A nation cannot occupy dozens of other nations without creating a great deal of justifiable hostility. Consider that the US government is now claiming that Iran has been committing acts of war against us by providing armaments to the Shiite and Sunni guerillas attacking our soldiers in Iraq, how then is it possible that our similar provision of armaments to various belligerents were not acts of war that justify a response from the other party involved?

It's absolutely disgusting that the Republican media - I will no longer say conservative - should cheer the blatant lying of this dishonest man because he tells them what they want to hear. It used to be that the sole virtue of Republicans was that they wanted to drive more slowly towards the cliff, now they are stepping on the gas harder than any Democrat. War-making is not conservative, those left-wingers in the Soviet Union weren't exactly shy about invading countries and sending their "military advisers" everywhere from Angola to Vietnam.

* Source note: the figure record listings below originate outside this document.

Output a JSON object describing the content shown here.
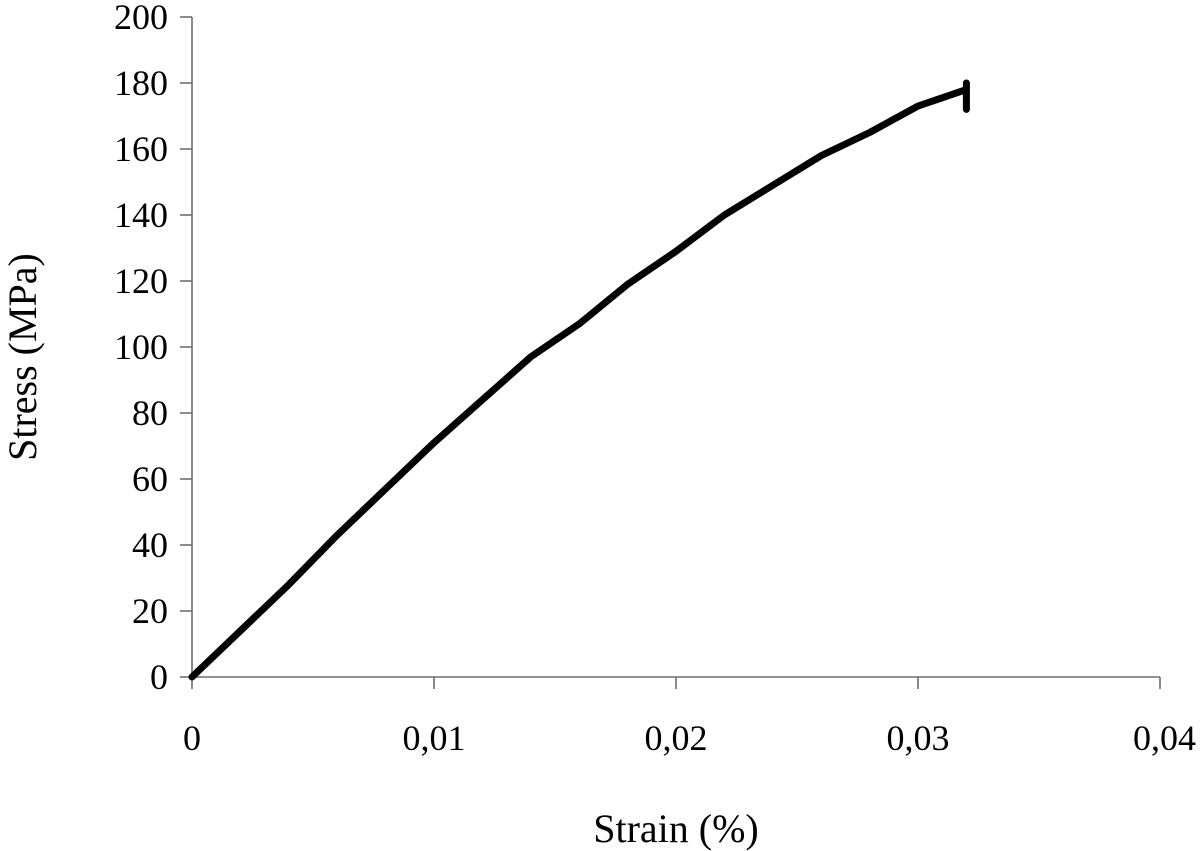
{
  "chart_data": {
    "type": "line",
    "title": "",
    "xlabel": "Strain (%)",
    "ylabel": "Stress (MPa)",
    "xlim": [
      0,
      0.04
    ],
    "ylim": [
      0,
      200
    ],
    "x_ticks": [
      0,
      0.01,
      0.02,
      0.03,
      0.04
    ],
    "x_tick_labels": [
      "0",
      "0,01",
      "0,02",
      "0,03",
      "0,04"
    ],
    "y_ticks": [
      0,
      20,
      40,
      60,
      80,
      100,
      120,
      140,
      160,
      180,
      200
    ],
    "y_tick_labels": [
      "0",
      "20",
      "40",
      "60",
      "80",
      "100",
      "120",
      "140",
      "160",
      "180",
      "200"
    ],
    "grid": false,
    "legend": "none",
    "series": [
      {
        "color": "#000000",
        "x": [
          0,
          0.002,
          0.004,
          0.006,
          0.008,
          0.01,
          0.012,
          0.014,
          0.016,
          0.018,
          0.02,
          0.022,
          0.024,
          0.026,
          0.028,
          0.03,
          0.032,
          0.032,
          0.032
        ],
        "y": [
          0,
          14,
          28,
          43,
          57,
          71,
          84,
          97,
          107,
          119,
          129,
          140,
          149,
          158,
          165,
          173,
          178,
          180,
          172
        ]
      }
    ]
  }
}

Empires and great nations don't fall from without, they rot from within. Al-Qaeda can never destroy America, in fact, losing Washington, New York, Los Angeles and San Francisco to terrorism would make the nation stronger, not weaker. But men like Bill Clinton, George Bush and Rudy Giuliani can destroy America and they will if the American people continue to be more preoccupied with their fears of the terrorist-bogeyman than with the fate of the nation.


Vox Day

1 Comments:

Blogger Andy W. Rogers said...

Vox Day opines: "Al-Qaeda can never destroy America, in fact, losing Washington, New York, Los Angeles and San Francisco to terrorism would make the nation stronger, not weaker."

That has to be one of the craziest things I've read in a while. Is V. Day really suggesting that Washington, New York, L.A. and San Francisco be wiped off the map???